Many policy makers are interested in the potential of big data to provide answers to questions that appear otherwise out-of-reach. For example, inspecting search results for drug names and side effects can provide valuable information that is exceedingly difficult to gather. Millions of people take drugs in untested combinations. Testing each pairing of drugs is not feasible since it would require an absurdly high number of clinical trials. People who suffer from complications, however, will often take to Google to see if, say, a blood-pressure medicine taken with an antibiotic might lead to a symptom. A spike in paired searches likely indicates a question worth pondering.
However, the low-hanging fruit like drug interactions hide major shortcomings. For example, similarly-heralded Google Flu trends which many championed as a major breakthrough. At one point Google Flu could predict outbreaks two weeks ahead of the CDC based on people’s searches for flu related keywords. But, recently efforts revealed Google Flu to have lost its predictive power.
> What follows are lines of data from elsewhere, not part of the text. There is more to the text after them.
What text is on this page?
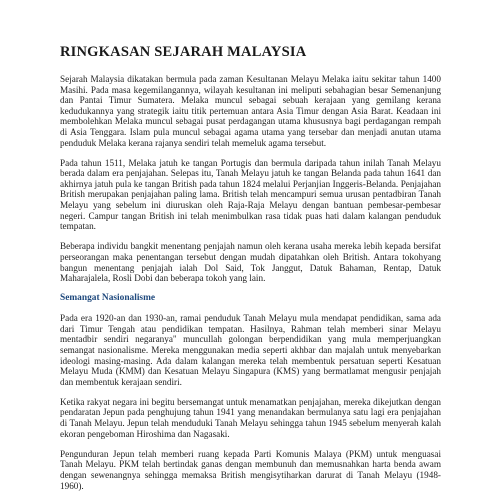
RINGKASAN SEJARAH MALAYSIA

Sejarah Malaysia dikatakan bermula pada zaman Kesultanan Melayu Melaka iaitu sekitar tahun 1400 Masihi. Pada masa kegemilangannya, wilayah kesultanan ini meliputi sebahagian besar Semenanjung dan Pantai Timur Sumatera. Melaka muncul sebagai sebuah kerajaan yang gemilang kerana kedudukannya yang strategik iaitu titik pertemuan antara Asia Timur dengan Asia Barat. Keadaan ini membolehkan Melaka muncul sebagai pusat perdagangan utama khususnya bagi perdagangan rempah di Asia Tenggara. Islam pula muncul sebagai agama utama yang tersebar dan menjadi anutan utama penduduk Melaka kerana rajanya sendiri telah memeluk agama tersebut.

Pada tahun 1511, Melaka jatuh ke tangan Portugis dan bermula daripada tahun inilah Tanah Melayu berada dalam era penjajahan. Selepas itu, Tanah Melayu jatuh ke tangan Belanda pada tahun 1641 dan akhirnya jatuh pula ke tangan British pada tahun 1824 melalui Perjanjian Inggeris-Belanda. Penjajahan British merupakan penjajahan paling lama. British telah mencampuri semua urusan pentadbiran Tanah Melayu yang sebelum ini diuruskan oleh Raja-Raja Melayu dengan bantuan pembesar-pembesar negeri. Campur tangan British ini telah menimbulkan rasa tidak puas hati dalam kalangan penduduk tempatan.

Beberapa individu bangkit menentang penjajah namun oleh kerana usaha mereka lebih kepada bersifat perseorangan maka penentangan tersebut dengan mudah dipatahkan oleh British. Antara tokohyang bangun menentang penjajah ialah Dol Said, Tok Janggut, Datuk Bahaman, Rentap, Datuk Maharajalela, Rosli Dobi dan beberapa tokoh yang lain.

Semangat Nasionalisme

Pada era 1920-an dan 1930-an, ramai penduduk Tanah Melayu mula mendapat pendidikan, sama ada dari Timur Tengah atau pendidikan tempatan. Hasilnya, Rahman telah memberi sinar Melayu mentadbir sendiri negaranya" muncullah golongan berpendidikan yang mula memperjuangkan semangat nasionalisme. Mereka menggunakan media seperti akhbar dan majalah untuk menyebarkan ideologi masing-masing. Ada dalam kalangan mereka telah membentuk persatuan seperti Kesatuan Melayu Muda (KMM) dan Kesatuan Melayu Singapura (KMS) yang bermatlamat mengusir penjajah dan membentuk kerajaan sendiri.

Ketika rakyat negara ini begitu bersemangat untuk menamatkan penjajahan, mereka dikejutkan dengan pendaratan Jepun pada penghujung tahun 1941 yang menandakan bermulanya satu lagi era penjajahan di Tanah Melayu. Jepun telah menduduki Tanah Melayu sehingga tahun 1945 sebelum menyerah kalah ekoran pengeboman Hiroshima dan Nagasaki.

Pengunduran Jepun telah memberi ruang kepada Parti Komunis Malaya (PKM) untuk menguasai Tanah Melayu. PKM telah bertindak ganas dengan membunuh dan memusnahkan harta benda awam dengan sewenangnya sehingga memaksa British mengisytiharkan darurat di Tanah Melayu (1948-1960).
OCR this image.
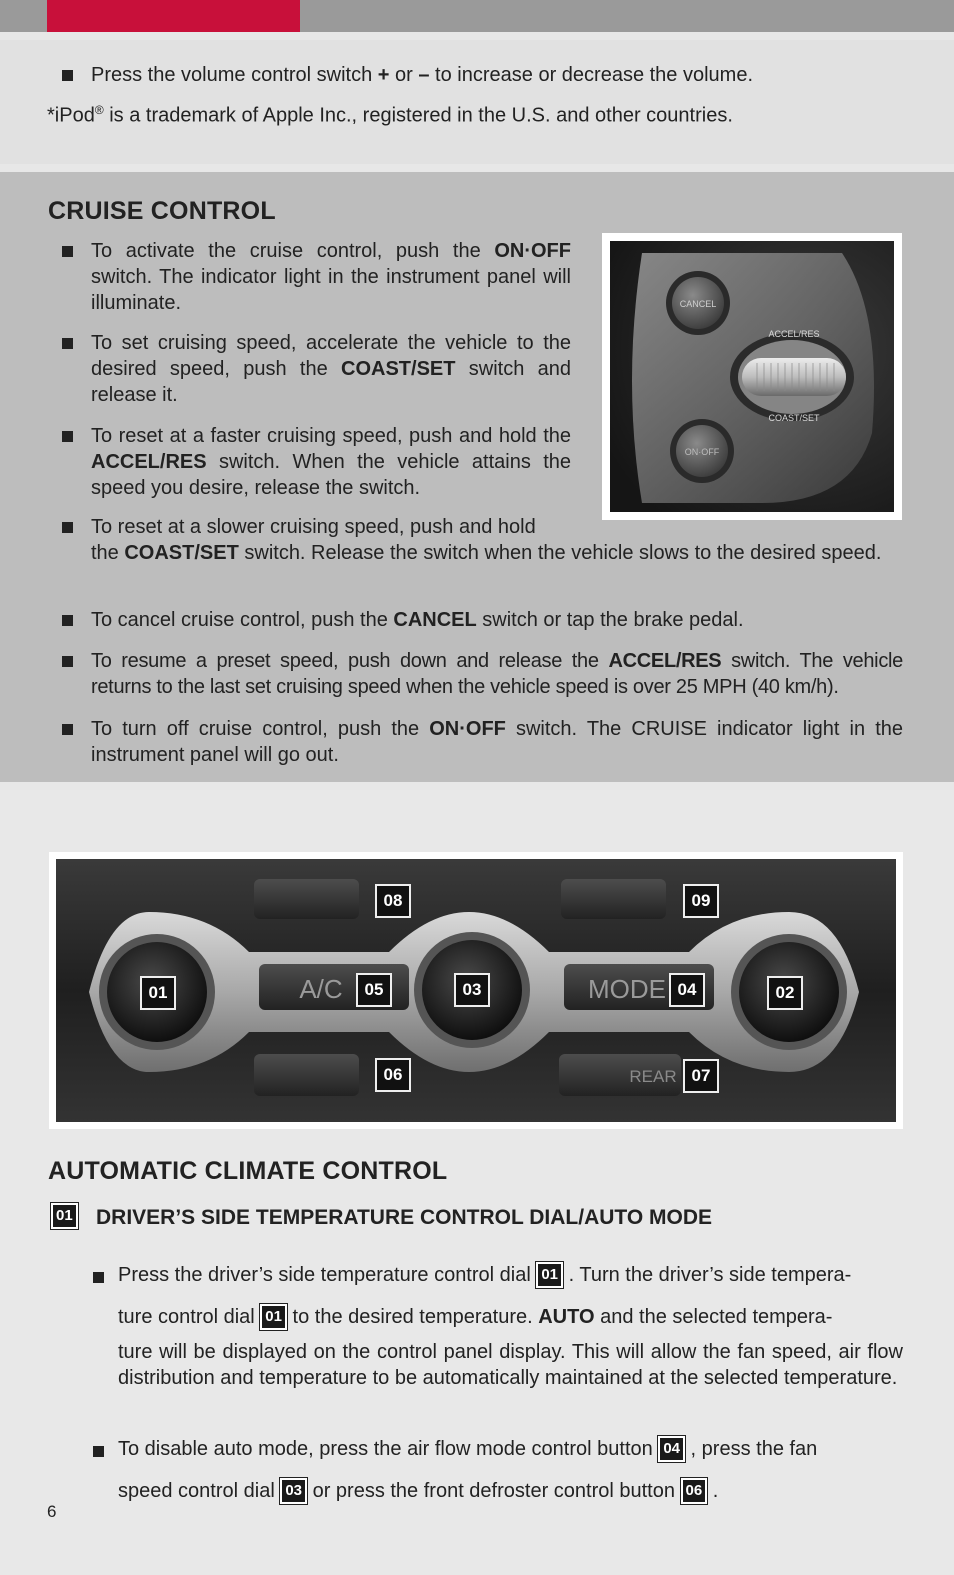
Press the volume control switch + or – to increase or decrease the volume.
*iPod® is a trademark of Apple Inc., registered in the U.S. and other countries.
CRUISE CONTROL
To activate the cruise control, push the ON·OFF switch. The indicator light in the instrument panel will illuminate.
To set cruising speed, accelerate the vehicle to the desired speed, push the COAST/SET switch and release it.
To reset at a faster cruising speed, push and hold the ACCEL/RES switch. When the vehicle attains the speed you desire, release the switch.
To reset at a slower cruising speed, push and hold
the COAST/SET switch. Release the switch when the vehicle slows to the desired speed.
To cancel cruise control, push the CANCEL switch or tap the brake pedal.
To resume a preset speed, push down and release the ACCEL/RES switch. The vehicle returns to the last set cruising speed when the vehicle speed is over 25 MPH (40 km/h).
To turn off cruise control, push the ON·OFF switch. The CRUISE indicator light in the instrument panel will go out.
CANCEL
ACCEL/RES
COAST/SET
ON·OFF
A/C	MODE
REAR
01	02
03	04
05
06	07
08	09
AUTOMATIC CLIMATE CONTROL
01 DRIVER’S SIDE TEMPERATURE CONTROL DIAL/AUTO MODE
Press the driver’s side temperature control dial 01 . Turn the driver’s side tempera-
ture control dial 01 to the desired temperature. AUTO and the selected tempera-
ture will be displayed on the control panel display. This will allow the fan speed, air flow distribution and temperature to be automatically maintained at the selected temperature.
To disable auto mode, press the air flow mode control button 04 , press the fan
speed control dial 03 or press the front defroster control button 06 .
6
What happened to Google Flu?
One likely explanation is Google Flu trends itself: perhaps more people “googled” flu related items after Google Flu Trends was announced. Perhaps it was a totally different factor: tweaks to Google’s algorithms, changes in user behavior, some unusual symptoms, or any of these combinations. In truth, we don’t know. This enigma is at the heart of one of the weaknesses of big data used for human social behavior: there may be billions of data points but the sources are actually very few. Specialized search engines create major problems of self-selection as they are used by particular groups of people. For example, “Duckduckgo” is the search engine of choice for privacy conscious users—a group certain to have different characteristics than the population as a whole. Thus, it’s difficult to use big data for rigorous research and ground the big data results for search engines: test them “out of sample”. It’s almost like having only one group of patients to do a clinical trial on and never really having the opportunity to repeat an experiment.
The Model Organism Problem
In a new paper, I explore these structural issues about social media big data including what I term the “model organism” problem: when big data sources are too few, and when structural biases of these too few sources cannot be adequately explored. For example, many big data papers rely on Twitter because the data is relatively accessible. However, Twitter data has structural biases due to the characteristics of the platform which limit message size to 140 characters and encourage the rapid turnover of a conversational medium compared to say, blogs.
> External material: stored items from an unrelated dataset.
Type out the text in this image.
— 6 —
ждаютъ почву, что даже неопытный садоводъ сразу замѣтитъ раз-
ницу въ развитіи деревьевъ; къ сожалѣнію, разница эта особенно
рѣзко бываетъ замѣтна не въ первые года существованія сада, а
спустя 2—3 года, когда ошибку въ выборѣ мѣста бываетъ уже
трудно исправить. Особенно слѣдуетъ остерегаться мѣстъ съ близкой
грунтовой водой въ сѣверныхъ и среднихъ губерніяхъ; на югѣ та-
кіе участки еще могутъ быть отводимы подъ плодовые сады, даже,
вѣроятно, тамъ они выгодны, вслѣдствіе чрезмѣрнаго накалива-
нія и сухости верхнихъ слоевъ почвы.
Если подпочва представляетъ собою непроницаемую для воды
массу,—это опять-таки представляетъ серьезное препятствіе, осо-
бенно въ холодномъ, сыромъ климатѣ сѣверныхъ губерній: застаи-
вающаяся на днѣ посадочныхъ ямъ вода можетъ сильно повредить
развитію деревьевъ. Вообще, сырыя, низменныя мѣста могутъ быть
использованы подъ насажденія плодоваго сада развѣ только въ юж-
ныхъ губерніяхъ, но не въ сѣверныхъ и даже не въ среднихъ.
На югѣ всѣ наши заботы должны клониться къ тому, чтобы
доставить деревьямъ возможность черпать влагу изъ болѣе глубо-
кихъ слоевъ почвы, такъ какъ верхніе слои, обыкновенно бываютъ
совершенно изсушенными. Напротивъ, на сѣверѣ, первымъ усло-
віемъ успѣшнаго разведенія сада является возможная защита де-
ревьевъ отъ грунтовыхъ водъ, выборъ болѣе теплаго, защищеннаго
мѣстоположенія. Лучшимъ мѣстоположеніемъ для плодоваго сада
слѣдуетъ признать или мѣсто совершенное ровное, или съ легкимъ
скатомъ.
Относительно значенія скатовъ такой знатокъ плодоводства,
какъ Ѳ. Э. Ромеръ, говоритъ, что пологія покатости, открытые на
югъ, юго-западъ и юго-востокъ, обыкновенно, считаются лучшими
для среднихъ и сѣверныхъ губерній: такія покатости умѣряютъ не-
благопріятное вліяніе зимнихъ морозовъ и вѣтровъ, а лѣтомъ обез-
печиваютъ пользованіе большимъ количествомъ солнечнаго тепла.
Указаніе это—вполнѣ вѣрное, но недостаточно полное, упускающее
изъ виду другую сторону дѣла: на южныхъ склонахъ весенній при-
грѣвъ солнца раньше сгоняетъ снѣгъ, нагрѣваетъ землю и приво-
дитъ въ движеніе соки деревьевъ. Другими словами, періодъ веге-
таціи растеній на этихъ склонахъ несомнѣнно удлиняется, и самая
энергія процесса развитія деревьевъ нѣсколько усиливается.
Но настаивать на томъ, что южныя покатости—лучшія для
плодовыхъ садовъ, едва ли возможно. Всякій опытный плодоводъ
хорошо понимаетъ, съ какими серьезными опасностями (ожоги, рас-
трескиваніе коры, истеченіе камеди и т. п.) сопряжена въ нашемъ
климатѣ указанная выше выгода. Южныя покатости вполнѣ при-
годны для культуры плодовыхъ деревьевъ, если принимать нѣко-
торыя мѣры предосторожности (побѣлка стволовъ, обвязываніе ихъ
To make matters worse, we can rarely compare and contrast user behavior across platforms since the data is proprietary and in large silos owned by a few corporations: Facebook, Google, Twitter, etc. But, in real life, people don’t exist or post on just media which renders results relying on a single platform even shakier. Further, these few corporations tweak their algorithms and introduce many changes that make it hard to know why and how something may or may not work.
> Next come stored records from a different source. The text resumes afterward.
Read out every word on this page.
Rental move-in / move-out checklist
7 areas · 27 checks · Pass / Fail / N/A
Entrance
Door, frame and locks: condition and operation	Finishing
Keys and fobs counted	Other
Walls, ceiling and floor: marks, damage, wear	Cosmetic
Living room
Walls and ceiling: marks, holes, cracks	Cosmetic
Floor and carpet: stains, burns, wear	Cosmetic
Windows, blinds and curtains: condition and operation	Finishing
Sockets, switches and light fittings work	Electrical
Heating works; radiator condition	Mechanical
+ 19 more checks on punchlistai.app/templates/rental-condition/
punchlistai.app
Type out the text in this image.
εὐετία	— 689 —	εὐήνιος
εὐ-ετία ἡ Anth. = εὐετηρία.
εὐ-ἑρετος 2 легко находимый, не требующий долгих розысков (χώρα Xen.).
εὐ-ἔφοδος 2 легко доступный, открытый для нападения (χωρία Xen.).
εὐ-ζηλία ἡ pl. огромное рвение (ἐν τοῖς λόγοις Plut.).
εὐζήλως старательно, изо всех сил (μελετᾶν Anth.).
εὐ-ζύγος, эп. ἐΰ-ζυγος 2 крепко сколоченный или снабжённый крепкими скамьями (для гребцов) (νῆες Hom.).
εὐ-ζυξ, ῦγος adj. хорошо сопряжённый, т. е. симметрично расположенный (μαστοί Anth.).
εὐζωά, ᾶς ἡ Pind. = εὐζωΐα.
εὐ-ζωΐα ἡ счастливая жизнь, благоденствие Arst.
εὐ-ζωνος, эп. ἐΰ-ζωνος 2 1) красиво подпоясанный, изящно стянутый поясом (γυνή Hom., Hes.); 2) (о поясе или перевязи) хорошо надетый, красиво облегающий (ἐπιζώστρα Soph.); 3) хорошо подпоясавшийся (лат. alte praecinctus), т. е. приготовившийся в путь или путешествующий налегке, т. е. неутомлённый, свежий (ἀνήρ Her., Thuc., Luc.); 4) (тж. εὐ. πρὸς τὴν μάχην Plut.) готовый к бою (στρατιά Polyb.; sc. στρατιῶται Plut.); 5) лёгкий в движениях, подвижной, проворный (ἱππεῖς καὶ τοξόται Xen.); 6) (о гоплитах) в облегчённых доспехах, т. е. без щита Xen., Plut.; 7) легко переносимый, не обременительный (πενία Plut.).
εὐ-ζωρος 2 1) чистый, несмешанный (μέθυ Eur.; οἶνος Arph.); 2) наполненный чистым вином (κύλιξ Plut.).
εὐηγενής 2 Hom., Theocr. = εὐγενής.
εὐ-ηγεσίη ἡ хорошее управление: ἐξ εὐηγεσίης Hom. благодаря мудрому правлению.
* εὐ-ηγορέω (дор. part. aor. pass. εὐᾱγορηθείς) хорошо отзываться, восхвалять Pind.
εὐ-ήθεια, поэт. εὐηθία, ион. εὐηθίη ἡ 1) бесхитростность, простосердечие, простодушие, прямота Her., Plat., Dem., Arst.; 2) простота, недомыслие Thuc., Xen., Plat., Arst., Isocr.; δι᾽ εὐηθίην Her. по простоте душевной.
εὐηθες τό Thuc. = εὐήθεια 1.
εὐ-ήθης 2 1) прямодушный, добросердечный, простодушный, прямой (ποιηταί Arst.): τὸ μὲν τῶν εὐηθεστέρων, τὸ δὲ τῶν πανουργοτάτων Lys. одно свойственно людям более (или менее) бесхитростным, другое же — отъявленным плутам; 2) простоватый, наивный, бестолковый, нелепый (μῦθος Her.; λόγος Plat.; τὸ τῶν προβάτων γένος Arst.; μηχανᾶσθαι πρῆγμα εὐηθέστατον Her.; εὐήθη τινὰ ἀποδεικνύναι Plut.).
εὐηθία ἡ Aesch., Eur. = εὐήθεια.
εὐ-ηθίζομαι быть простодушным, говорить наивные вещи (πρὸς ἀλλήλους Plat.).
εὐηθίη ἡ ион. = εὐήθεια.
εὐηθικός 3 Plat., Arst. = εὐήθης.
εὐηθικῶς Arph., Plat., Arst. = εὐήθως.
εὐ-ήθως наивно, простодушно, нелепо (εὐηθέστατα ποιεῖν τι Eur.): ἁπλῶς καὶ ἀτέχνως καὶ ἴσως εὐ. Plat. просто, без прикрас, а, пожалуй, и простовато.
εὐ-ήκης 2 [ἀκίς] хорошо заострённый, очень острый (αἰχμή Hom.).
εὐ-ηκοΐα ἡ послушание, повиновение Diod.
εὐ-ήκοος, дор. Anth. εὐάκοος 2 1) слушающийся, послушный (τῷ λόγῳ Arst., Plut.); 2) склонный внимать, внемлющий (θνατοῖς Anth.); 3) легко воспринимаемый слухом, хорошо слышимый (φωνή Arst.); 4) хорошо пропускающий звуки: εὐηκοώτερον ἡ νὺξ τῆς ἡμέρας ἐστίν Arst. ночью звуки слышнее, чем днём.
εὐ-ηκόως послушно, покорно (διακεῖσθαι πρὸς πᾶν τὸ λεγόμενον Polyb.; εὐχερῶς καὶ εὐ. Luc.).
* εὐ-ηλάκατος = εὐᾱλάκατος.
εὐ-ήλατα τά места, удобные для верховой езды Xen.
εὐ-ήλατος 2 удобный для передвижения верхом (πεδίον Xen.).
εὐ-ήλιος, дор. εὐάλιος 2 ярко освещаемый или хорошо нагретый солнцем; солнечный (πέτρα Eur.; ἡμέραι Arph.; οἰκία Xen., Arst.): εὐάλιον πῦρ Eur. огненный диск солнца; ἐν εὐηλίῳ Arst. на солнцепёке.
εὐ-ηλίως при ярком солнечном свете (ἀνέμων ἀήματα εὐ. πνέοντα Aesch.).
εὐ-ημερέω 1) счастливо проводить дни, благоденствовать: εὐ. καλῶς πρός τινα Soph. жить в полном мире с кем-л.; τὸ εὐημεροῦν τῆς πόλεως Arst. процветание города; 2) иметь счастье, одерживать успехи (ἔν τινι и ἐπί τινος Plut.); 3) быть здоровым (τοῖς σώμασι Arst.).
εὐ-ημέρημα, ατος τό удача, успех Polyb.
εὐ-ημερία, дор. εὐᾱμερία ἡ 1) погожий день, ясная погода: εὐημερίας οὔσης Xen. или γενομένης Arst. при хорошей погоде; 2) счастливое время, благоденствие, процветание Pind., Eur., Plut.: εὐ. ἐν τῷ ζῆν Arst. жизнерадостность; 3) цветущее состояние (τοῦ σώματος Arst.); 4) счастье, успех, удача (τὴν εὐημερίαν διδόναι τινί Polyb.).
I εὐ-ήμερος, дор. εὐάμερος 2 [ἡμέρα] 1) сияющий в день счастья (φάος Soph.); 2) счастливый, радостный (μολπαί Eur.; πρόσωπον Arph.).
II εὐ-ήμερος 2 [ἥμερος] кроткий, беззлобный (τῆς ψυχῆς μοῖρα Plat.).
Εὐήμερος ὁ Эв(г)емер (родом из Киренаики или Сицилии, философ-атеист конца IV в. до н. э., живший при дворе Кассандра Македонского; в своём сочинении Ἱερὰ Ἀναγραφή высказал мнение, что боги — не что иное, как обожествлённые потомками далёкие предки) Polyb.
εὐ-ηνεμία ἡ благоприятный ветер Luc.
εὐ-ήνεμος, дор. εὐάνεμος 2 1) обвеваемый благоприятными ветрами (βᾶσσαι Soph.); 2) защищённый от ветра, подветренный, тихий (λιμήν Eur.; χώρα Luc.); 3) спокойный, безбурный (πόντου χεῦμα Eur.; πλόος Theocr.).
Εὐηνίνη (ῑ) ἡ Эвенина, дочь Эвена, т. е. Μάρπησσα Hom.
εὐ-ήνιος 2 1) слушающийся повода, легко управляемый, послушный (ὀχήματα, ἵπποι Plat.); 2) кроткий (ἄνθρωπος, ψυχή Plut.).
In the case of Google Trends, we were lucky enough to have CDC to provide an “out-of-sample” check on the big data results. Unfortunately, there are too many instances where it is not possible to calibrate or control our results. Some of the big data findings may be golden, and some may be bunk. The problem we face is figuring out which is which, and that requires an extensive effort to pay attention to big data methods as well as big data results.